States are scrambling to plug the hole. State attorneys general are charged with protecting our consumers. So together with twelve other state AGs, I’ve asked the Administration for information to better assess how we can protect our constituents from the program’s risk of identity theft. We’re waiting for a response.
Morrisey warns that the risk isn’t hypothetical, and hasn’t been since its passage:
Those who would dismiss these concerns haven’t been paying attention. Identity thieves are already cashing in on Obamacare. Since 2010, rip-off artists have phoned, emailed, and gone door-to-door preying on consumers interested in the new health law. These phony government representatives resulted in more than 1,100 individual complaints to the Federal Trade Commission in May alone.
And there’s money in them thar … bills:
Stealing a medical identity is more lucrative than other kinds of identity theft. It’s been reported that a social security number sells for $1 on the black market. But a person’s address, Social Security number, Medicare number, and medical history may bring in $50 up front, plus thousands more for the con men who use the information to buy prescription drugs and scam the consumer’s insurance company out of payments. Consumers are left facing bogus charges and ruined credit scores. Undoing the damage — if it’s even possible — can require countless hours of frustration and effort.
Who will be most at risk for this kind of theft? Those who have to rely on navigators most. Let’s go back to the Post to see who those people might be:
Officials with the District of Columbia’s Health Link decided to put off building a Spanish version of its Web site until later this year, giving its staff bandwidth to complete other tasks they see more critical to the launch.

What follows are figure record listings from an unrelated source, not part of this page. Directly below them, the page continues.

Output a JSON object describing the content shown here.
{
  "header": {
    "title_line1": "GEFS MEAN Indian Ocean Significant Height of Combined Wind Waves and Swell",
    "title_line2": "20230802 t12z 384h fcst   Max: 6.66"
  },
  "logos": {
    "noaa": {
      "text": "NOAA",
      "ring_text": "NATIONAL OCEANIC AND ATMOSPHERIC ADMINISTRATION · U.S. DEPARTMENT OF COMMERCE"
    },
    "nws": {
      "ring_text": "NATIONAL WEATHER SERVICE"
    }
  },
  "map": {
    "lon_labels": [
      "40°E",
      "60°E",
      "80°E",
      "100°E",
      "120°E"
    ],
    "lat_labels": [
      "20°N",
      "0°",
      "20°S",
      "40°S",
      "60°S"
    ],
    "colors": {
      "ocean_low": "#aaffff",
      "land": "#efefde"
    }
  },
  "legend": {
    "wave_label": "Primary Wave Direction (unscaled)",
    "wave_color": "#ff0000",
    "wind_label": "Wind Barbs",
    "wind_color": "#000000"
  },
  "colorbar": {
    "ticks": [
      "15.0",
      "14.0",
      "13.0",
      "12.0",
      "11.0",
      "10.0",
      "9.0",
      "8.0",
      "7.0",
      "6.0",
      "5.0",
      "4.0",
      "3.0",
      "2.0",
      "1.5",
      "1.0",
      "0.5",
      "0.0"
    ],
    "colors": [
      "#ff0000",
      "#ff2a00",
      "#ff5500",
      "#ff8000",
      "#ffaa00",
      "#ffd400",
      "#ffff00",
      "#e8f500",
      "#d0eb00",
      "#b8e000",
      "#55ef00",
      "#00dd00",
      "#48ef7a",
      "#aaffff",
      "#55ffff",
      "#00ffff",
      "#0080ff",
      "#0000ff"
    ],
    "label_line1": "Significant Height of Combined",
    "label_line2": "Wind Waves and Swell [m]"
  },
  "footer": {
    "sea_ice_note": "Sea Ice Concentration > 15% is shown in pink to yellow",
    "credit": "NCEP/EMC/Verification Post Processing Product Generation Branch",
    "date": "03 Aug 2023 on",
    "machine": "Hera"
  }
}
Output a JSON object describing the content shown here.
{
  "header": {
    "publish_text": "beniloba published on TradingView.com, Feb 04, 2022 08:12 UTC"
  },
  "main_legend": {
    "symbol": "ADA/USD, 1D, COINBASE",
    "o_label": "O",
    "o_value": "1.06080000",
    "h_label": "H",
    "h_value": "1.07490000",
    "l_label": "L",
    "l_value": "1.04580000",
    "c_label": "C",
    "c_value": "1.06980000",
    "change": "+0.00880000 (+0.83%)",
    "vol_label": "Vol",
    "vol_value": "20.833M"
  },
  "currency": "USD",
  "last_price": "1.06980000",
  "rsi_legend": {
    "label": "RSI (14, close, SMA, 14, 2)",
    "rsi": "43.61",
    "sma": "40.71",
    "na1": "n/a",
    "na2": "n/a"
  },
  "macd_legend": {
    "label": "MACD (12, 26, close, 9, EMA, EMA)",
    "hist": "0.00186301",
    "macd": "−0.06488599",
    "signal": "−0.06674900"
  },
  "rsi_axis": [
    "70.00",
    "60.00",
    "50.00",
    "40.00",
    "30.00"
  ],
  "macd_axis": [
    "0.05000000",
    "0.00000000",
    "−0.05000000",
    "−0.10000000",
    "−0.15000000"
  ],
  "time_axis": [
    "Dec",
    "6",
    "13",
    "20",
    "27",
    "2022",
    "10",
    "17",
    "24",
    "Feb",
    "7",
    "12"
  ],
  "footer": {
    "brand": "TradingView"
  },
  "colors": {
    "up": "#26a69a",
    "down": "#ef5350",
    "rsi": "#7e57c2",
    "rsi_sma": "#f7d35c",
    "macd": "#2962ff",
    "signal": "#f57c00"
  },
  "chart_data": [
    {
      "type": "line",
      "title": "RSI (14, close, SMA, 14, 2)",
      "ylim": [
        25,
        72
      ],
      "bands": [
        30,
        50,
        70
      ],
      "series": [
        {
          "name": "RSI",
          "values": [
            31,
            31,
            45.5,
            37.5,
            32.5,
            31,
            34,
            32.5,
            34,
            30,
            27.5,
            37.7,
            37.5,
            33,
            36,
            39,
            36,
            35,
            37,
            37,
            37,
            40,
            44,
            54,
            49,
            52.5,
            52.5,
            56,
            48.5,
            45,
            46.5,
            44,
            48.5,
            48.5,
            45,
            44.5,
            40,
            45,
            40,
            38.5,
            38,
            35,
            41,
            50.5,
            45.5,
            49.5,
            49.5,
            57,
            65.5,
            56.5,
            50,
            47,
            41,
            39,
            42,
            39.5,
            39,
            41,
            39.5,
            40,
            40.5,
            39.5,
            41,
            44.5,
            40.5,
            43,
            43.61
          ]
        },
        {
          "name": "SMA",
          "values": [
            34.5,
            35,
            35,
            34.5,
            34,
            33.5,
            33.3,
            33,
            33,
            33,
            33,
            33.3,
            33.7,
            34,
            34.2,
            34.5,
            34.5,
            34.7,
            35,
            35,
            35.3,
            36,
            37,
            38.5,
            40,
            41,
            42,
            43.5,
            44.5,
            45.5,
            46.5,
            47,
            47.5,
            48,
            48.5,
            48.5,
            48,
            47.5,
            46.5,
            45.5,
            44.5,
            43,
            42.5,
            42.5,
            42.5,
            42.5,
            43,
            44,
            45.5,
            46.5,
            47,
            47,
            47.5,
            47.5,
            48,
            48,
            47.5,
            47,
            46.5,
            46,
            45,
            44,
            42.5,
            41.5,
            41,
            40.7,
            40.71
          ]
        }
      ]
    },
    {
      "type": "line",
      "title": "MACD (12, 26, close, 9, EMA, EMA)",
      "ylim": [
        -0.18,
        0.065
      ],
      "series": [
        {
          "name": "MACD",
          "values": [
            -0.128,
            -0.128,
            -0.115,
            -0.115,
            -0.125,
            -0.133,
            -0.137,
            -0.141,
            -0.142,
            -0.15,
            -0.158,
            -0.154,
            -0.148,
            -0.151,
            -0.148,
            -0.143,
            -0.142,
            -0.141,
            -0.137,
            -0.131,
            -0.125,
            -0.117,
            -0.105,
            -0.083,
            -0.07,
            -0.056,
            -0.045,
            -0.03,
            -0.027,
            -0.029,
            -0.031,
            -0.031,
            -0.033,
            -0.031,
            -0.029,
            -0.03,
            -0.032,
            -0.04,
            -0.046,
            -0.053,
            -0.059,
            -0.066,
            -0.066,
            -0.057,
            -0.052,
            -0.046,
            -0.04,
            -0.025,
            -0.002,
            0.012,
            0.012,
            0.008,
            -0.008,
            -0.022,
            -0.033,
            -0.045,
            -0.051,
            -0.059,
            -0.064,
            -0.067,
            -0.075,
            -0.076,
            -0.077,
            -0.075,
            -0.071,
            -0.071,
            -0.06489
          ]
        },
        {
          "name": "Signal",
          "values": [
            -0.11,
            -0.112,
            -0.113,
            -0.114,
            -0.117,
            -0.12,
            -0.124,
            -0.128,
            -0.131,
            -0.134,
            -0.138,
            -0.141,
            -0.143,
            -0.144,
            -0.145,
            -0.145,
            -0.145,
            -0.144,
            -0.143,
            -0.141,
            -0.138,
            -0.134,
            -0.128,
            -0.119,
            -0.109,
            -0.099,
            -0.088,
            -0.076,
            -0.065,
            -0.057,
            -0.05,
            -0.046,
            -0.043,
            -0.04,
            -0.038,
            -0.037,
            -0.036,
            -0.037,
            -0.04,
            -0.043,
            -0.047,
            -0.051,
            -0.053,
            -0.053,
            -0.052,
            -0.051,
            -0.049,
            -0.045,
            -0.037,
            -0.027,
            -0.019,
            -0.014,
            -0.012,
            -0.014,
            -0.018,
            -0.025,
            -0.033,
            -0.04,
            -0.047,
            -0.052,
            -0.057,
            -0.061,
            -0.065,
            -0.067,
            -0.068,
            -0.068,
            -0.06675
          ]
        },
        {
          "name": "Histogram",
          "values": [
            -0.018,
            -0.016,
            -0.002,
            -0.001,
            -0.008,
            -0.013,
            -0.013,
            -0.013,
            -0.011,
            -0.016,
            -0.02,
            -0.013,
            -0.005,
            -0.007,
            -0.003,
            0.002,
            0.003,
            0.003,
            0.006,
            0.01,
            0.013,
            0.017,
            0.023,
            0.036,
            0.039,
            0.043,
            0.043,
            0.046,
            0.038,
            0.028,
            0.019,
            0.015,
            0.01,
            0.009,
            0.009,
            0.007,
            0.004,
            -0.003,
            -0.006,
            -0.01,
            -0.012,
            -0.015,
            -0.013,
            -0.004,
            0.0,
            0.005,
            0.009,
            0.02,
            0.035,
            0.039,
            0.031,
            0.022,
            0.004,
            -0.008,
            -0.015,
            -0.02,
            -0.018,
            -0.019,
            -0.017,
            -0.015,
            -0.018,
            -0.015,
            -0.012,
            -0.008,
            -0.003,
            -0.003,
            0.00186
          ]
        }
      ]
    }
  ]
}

Until then, the District will have bilingual call-center workers and in-person helpers who will be able to help Spanish speakers navigate the site.
This is, of course, in the nation’s capital, and the one place where the Obama administration might be expected to showcase any successes, and minimize the pitfalls, in the ACA. They have had three years and seven months to complete the website in both English and Spanish. Instead, they have nearly run out of time in both languages, which means that the Spanish-only consumers will have to trust the navigators more, and increase the risk of identity theft above that of the general population.
Maybe the administration might want to consider una demora in this part of the ACA, too.
* – Patrick is one of the disreputable “one-S” members of the Morrissey clan. We advise you to watch your Guinnesses around him.